C’est grave docteur ? L’avis du psy

3 questions à Thomas Gaon, psychologue clinicien en addictologie spécialisé sur les effets psychosociaux des jeux vidéo et membre de l’Omnsh (Observatoire des mondes numériques en sciences humaines).

IDN : Que penser de l’engouement autour de Second Life ?

T. G. : L’engouement est dû à un phénomène médiatique et commercial. Le but commercial de Second Life est prééminent (voir leur page d’accueil sur les chiffres du business et le développement de la mythologie avec l’histoire de cette allemande ayant gagné un million de dollars). Deuxièmement, les chiffres donnés pour les joueurs de Second Life sont extrêmement exagérés afin de provoquer un buzz médiatique que vous entretenez d’ailleurs avec cet article. Il y aurait 230000 utilisateurs réguliers (record de 20000 simultanément) pour plus de 2,5 millions comptes créés depuis 2003. Bref, il n’y a d’engouement que de la part des médias qui ont vendu au public un univers soi disant à la mode (en être ou pas ?).

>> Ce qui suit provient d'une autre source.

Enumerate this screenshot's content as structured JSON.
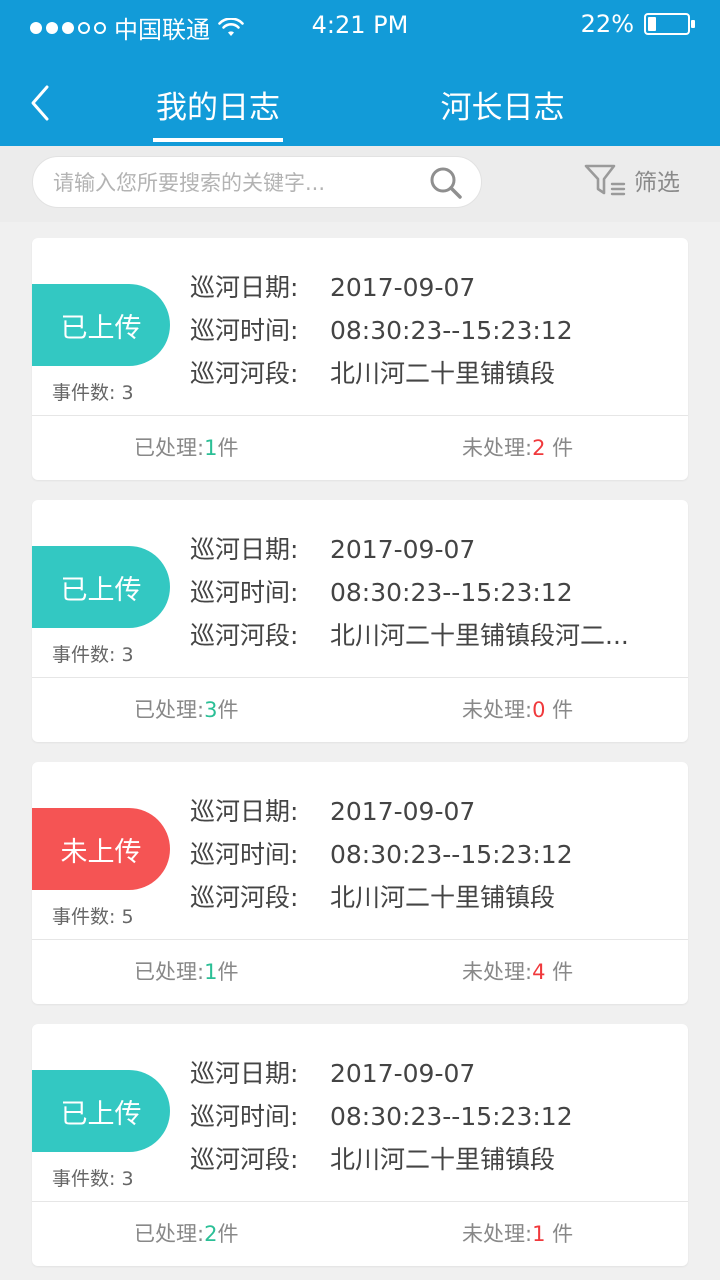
{
  "status_bar": {
    "carrier": "中国联通",
    "time": "4:21 PM",
    "battery": "22%",
    "battery_level": 0.22,
    "signal_dots_filled": 3,
    "signal_dots_total": 5,
    "icons": [
      "signal-icon",
      "wifi-icon",
      "battery-icon"
    ]
  },
  "nav": {
    "back_icon": "chevron-left-icon",
    "tabs": [
      {
        "label": "我的日志",
        "active": true
      },
      {
        "label": "河长日志",
        "active": false
      }
    ]
  },
  "search": {
    "placeholder": "请输入您所要搜索的关键字...",
    "icon": "search-icon",
    "filter_label": "筛选",
    "filter_icon": "filter-icon"
  },
  "labels": {
    "date": "巡河日期:",
    "time": "巡河时间:",
    "section": "巡河河段:",
    "event_count": "事件数:",
    "handled": "已处理:",
    "unhandled": "未处理:",
    "unit": "件"
  },
  "colors": {
    "primary": "#129bd8",
    "uploaded": "#33c8c2",
    "not_uploaded": "#f55454",
    "handled_num": "#2bbf96",
    "unhandled_num": "#f0393c"
  },
  "logs": [
    {
      "status": "已上传",
      "uploaded": true,
      "event_count": "3",
      "date": "2017-09-07",
      "time": "08:30:23--15:23:12",
      "section": "北川河二十里铺镇段",
      "handled": "1",
      "unhandled": "2"
    },
    {
      "status": "已上传",
      "uploaded": true,
      "event_count": "3",
      "date": "2017-09-07",
      "time": "08:30:23--15:23:12",
      "section": "北川河二十里铺镇段河二...",
      "handled": "3",
      "unhandled": "0"
    },
    {
      "status": "未上传",
      "uploaded": false,
      "event_count": "5",
      "date": "2017-09-07",
      "time": "08:30:23--15:23:12",
      "section": "北川河二十里铺镇段",
      "handled": "1",
      "unhandled": "4"
    },
    {
      "status": "已上传",
      "uploaded": true,
      "event_count": "3",
      "date": "2017-09-07",
      "time": "08:30:23--15:23:12",
      "section": "北川河二十里铺镇段",
      "handled": "2",
      "unhandled": "1"
    }
  ]
}
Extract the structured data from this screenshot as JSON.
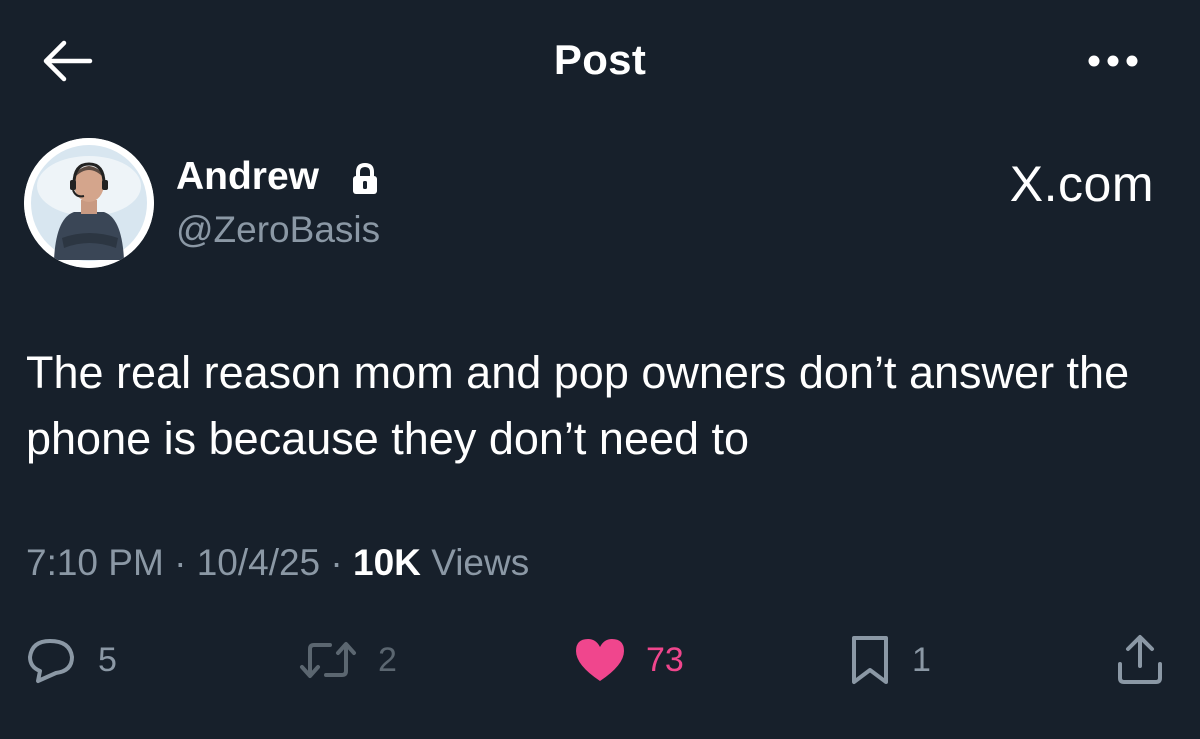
{
  "header": {
    "title": "Post",
    "back_icon": "arrow-left-icon",
    "more_icon": "more-horizontal-icon"
  },
  "author": {
    "display_name": "Andrew",
    "handle": "@ZeroBasis",
    "protected_icon": "lock-icon"
  },
  "watermark": "X.com",
  "post": {
    "text": "The real reason mom and pop owners don’t answer the phone is because they don’t need to"
  },
  "meta": {
    "time": "7:10 PM",
    "separator": " · ",
    "date": "10/4/25",
    "views_count": "10K",
    "views_label": " Views"
  },
  "actions": {
    "replies": "5",
    "reposts": "2",
    "likes": "73",
    "bookmarks": "1"
  },
  "colors": {
    "background": "#17202b",
    "text": "#ffffff",
    "secondary": "#8b98a5",
    "like": "#f0468d"
  }
}
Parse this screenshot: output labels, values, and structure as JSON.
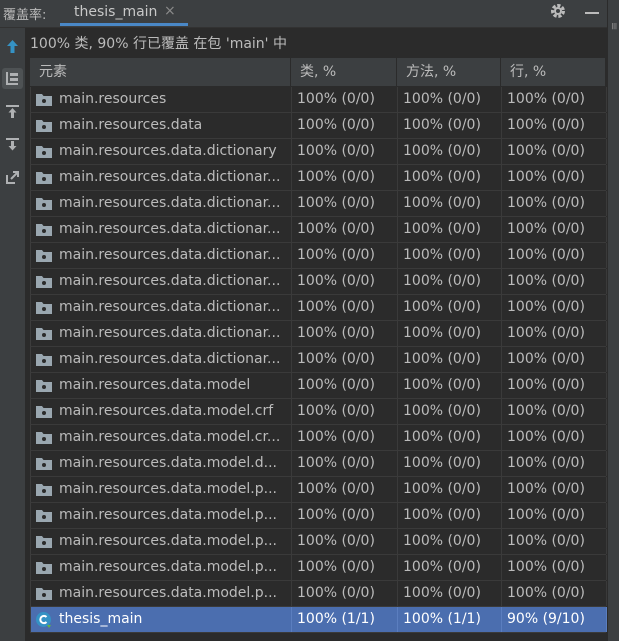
{
  "header": {
    "title": "覆盖率:",
    "tab_label": "thesis_main",
    "tab_close": "×"
  },
  "summary": "100% 类, 90% 行已覆盖 在包 'main' 中",
  "table": {
    "columns": [
      "元素",
      "类, %",
      "方法, %",
      "行, %"
    ],
    "rows": [
      {
        "name": "main.resources",
        "cls": "100% (0/0)",
        "method": "100% (0/0)",
        "line": "100% (0/0)"
      },
      {
        "name": "main.resources.data",
        "cls": "100% (0/0)",
        "method": "100% (0/0)",
        "line": "100% (0/0)"
      },
      {
        "name": "main.resources.data.dictionary",
        "cls": "100% (0/0)",
        "method": "100% (0/0)",
        "line": "100% (0/0)"
      },
      {
        "name": "main.resources.data.dictionar...",
        "cls": "100% (0/0)",
        "method": "100% (0/0)",
        "line": "100% (0/0)"
      },
      {
        "name": "main.resources.data.dictionar...",
        "cls": "100% (0/0)",
        "method": "100% (0/0)",
        "line": "100% (0/0)"
      },
      {
        "name": "main.resources.data.dictionar...",
        "cls": "100% (0/0)",
        "method": "100% (0/0)",
        "line": "100% (0/0)"
      },
      {
        "name": "main.resources.data.dictionar...",
        "cls": "100% (0/0)",
        "method": "100% (0/0)",
        "line": "100% (0/0)"
      },
      {
        "name": "main.resources.data.dictionar...",
        "cls": "100% (0/0)",
        "method": "100% (0/0)",
        "line": "100% (0/0)"
      },
      {
        "name": "main.resources.data.dictionar...",
        "cls": "100% (0/0)",
        "method": "100% (0/0)",
        "line": "100% (0/0)"
      },
      {
        "name": "main.resources.data.dictionar...",
        "cls": "100% (0/0)",
        "method": "100% (0/0)",
        "line": "100% (0/0)"
      },
      {
        "name": "main.resources.data.dictionar...",
        "cls": "100% (0/0)",
        "method": "100% (0/0)",
        "line": "100% (0/0)"
      },
      {
        "name": "main.resources.data.model",
        "cls": "100% (0/0)",
        "method": "100% (0/0)",
        "line": "100% (0/0)"
      },
      {
        "name": "main.resources.data.model.crf",
        "cls": "100% (0/0)",
        "method": "100% (0/0)",
        "line": "100% (0/0)"
      },
      {
        "name": "main.resources.data.model.cr...",
        "cls": "100% (0/0)",
        "method": "100% (0/0)",
        "line": "100% (0/0)"
      },
      {
        "name": "main.resources.data.model.d...",
        "cls": "100% (0/0)",
        "method": "100% (0/0)",
        "line": "100% (0/0)"
      },
      {
        "name": "main.resources.data.model.p...",
        "cls": "100% (0/0)",
        "method": "100% (0/0)",
        "line": "100% (0/0)"
      },
      {
        "name": "main.resources.data.model.p...",
        "cls": "100% (0/0)",
        "method": "100% (0/0)",
        "line": "100% (0/0)"
      },
      {
        "name": "main.resources.data.model.p...",
        "cls": "100% (0/0)",
        "method": "100% (0/0)",
        "line": "100% (0/0)"
      },
      {
        "name": "main.resources.data.model.p...",
        "cls": "100% (0/0)",
        "method": "100% (0/0)",
        "line": "100% (0/0)"
      },
      {
        "name": "main.resources.data.model.p...",
        "cls": "100% (0/0)",
        "method": "100% (0/0)",
        "line": "100% (0/0)"
      },
      {
        "name": "thesis_main",
        "cls": "100% (1/1)",
        "method": "100% (1/1)",
        "line": "90% (9/10)",
        "selected": true,
        "icon": "class-icon"
      }
    ]
  },
  "toolbar": {
    "icons": [
      "arrow-up-icon",
      "flatten-packages-icon",
      "import-icon",
      "export-icon",
      "open-external-icon"
    ]
  },
  "colors": {
    "background": "#2b2b2b",
    "panel": "#3c3f41",
    "selection": "#4b6eaf",
    "accent": "#4a88c7"
  }
}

IDN : Mais en ce qui concerne les joueurs de Second Life, à partir de quel moment peut-on dire que l’on devient addict ?

T. G. : Déjà, Second Life n’est pas un MMORPG. À vrai dire ce n’est pas un jeu mais un monde numérique orienté vers la création de contenu, la communauté et le business. Toute confusion entre l’un et les autres serait erroné. Il ne s’agit pas du même public ni des mêmes usages. Il n’existe pas de cas d’addiction à Second Life répertorié à ce jour, à ma connaissance. Nous n’avons aucun recul sur le phénomène et aucun individu (ni son entourage) ne s’est plaint de son usage de Second Life à ce jour.

IDN : Pourtant, quel danger peut provoquer l’immersion dans un monde "parallèle" si l’on en devient dépendant ? Avez-vous par exemple constaté chez certains sujets un manque de distinction entre le monde virtuel dans lequel il évolue et le monde réel ?

T. G. : Non, il n’y a pas de confusion mais cela ne veut pas dire que le monde virtuel n’est pas réel : il est incorporel et médiatisé. Rappelons aussi que le fantasme sous-jacent est cette illusion numérique que figure le monde virtuel. La véritable confusion avec le contenu de l’écran, c’est à dire ne pas y voir un jeu (au sens d’un décalage entre ces deux réalités) est lié à une pathologie rare et grave : la psychose.